When you first see the Vandal One, it’s not uncommon to assume it’s another European-made track beast. Folks over there really know their performance track cars, after all. Well, it isn’t. Instead, the upcoming vehicle is being manufactured right out of Detroit, making it the rare production track car that’s actually American-made.
Billed to deliver “the closest experience possible to a Formula 1 car,” the vehicle definitely has the looks to merit the F1 comparison. Whether it can come anywhere close to the performance of the pinnacle of auto-racing, though, is another matter, so we guess we’ll have to wait till people are actually driving (and, occasionally, crashing) it on their local speedway.
The Vandal One starts with a full carbon fiber monocoque chassis that’s decked in carbon fiber body panels, allowing it to tip the scales at a curb weight of just 1,224 pounds. Under the hood sits a 2.0-liter turbocharged four-cylinder Civic Type R engine that, ordinarily, puts out 306 horsepower. For the vehicle, though, they tuned it to increase the output to 340 horsepower in the standard model, with an upgrade package that can boost it to a whopping 560 horsepower (we have no idea what’s in that upgrade, but it must be something seriously potent). That’s, pretty much, a ratio of 1,000 horsepower per ton, which puts the vehicle in quite exclusive company, even among track-focused automobiles.
This version of the engine, by the way, will rev to 9,000 rpm despite using forced induction, so you can tell the engineers put in a lot of work to squeeze as much as they can out of the powerplant. All that power is sent through a Sadev six-speed sequential gearbox, with a paddle shift system and autoblipping.
The Vandal One uses an F1-style pushrod suspension on both the front and rear, complete with adjustable racing dampers, anti-roll bars, and customizable spring rates, while the car’s hydraulics can adjust the ground clearance anywhere from two to five inches above the road. It has 18×10-inch wheels out front and 18×12-inch wheels in the rear, as well as monoblock four-pot aluminum calipers on the brakes, which, according to the outfit, is capable of over 2Gs of braking force. There’s even a baked-in telemetry system courtesy of 12 sensors and a camera, allowing automatic real-time monitoring of vehicle data for the team watching the race from the pit lane.

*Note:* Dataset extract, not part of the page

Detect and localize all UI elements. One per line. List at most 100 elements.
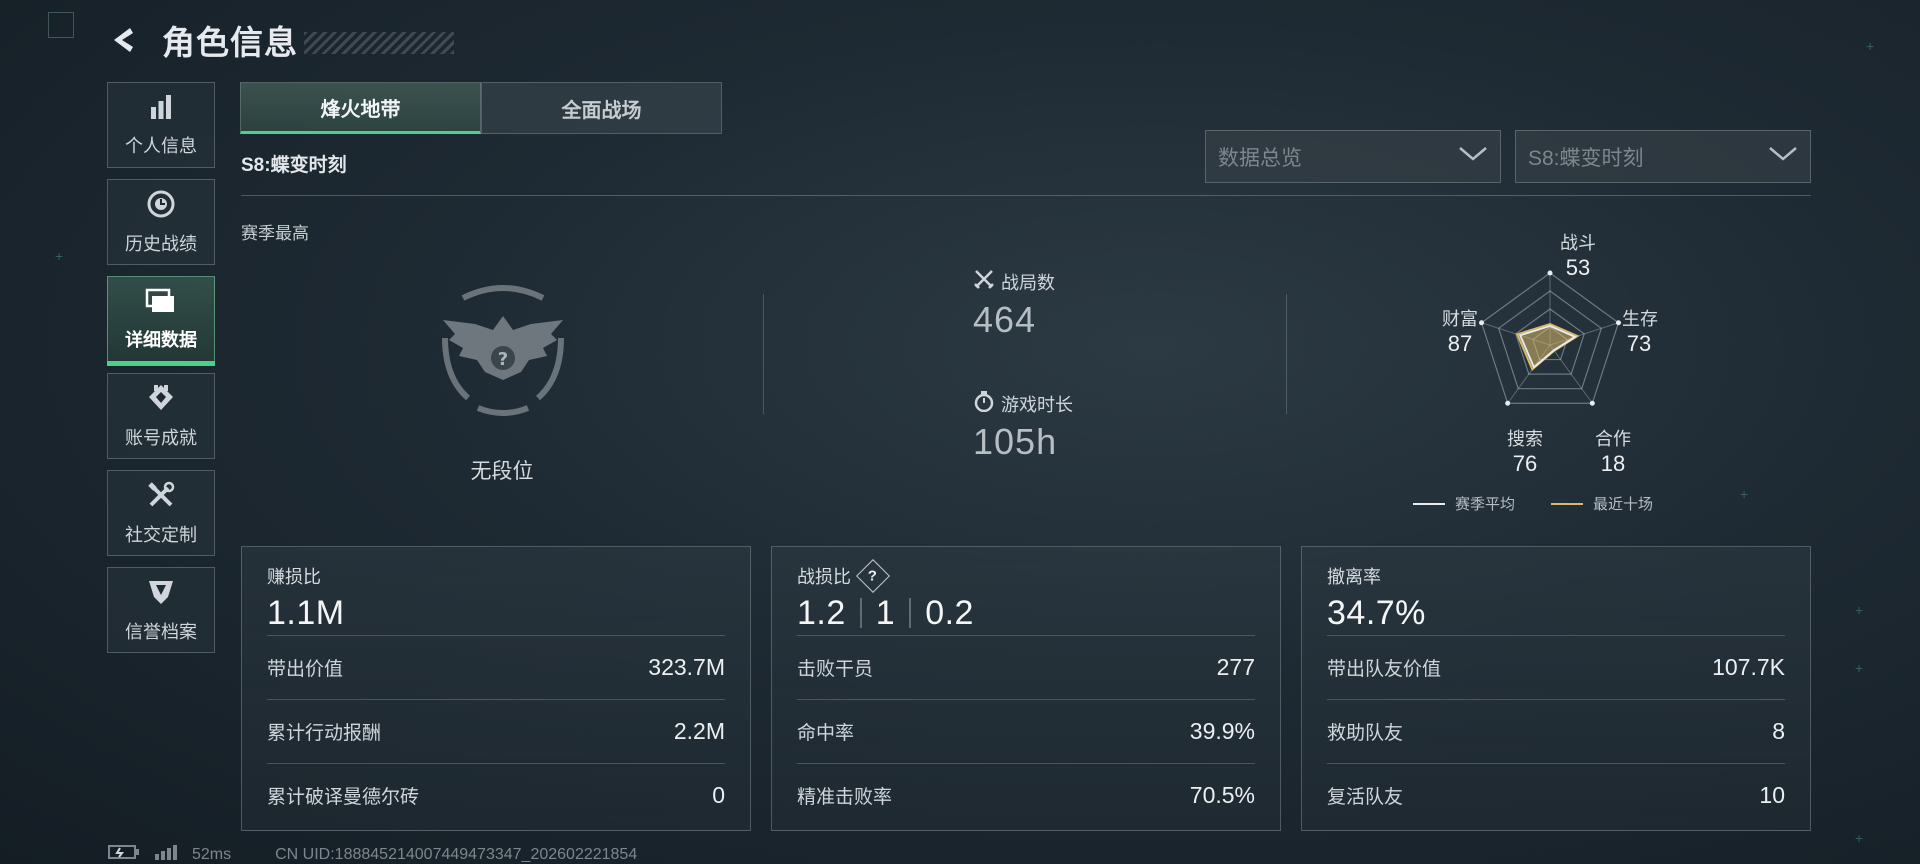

The car’s carbon fiber bodywork, by the way, is completely independent of the chassis, complete with quick-latching and removable sections, so future aero upgrades can be easily made, allowing owners to evolve their vehicles over time. Designed with safety in mind, the body has FIA-compliant crash structures on the front (crash box), rear (attenuator), and sides (zylon intrusion panels), as well as an FIA-spec survival cell with neck braces, so buyers won’t turn into wealthy dead race enthusiasts anytime soon.
The base model of the Vandal One will cost $119,700 when it ships later in the year, with no pricing announced yet for the 560-hp upgrade package and other options.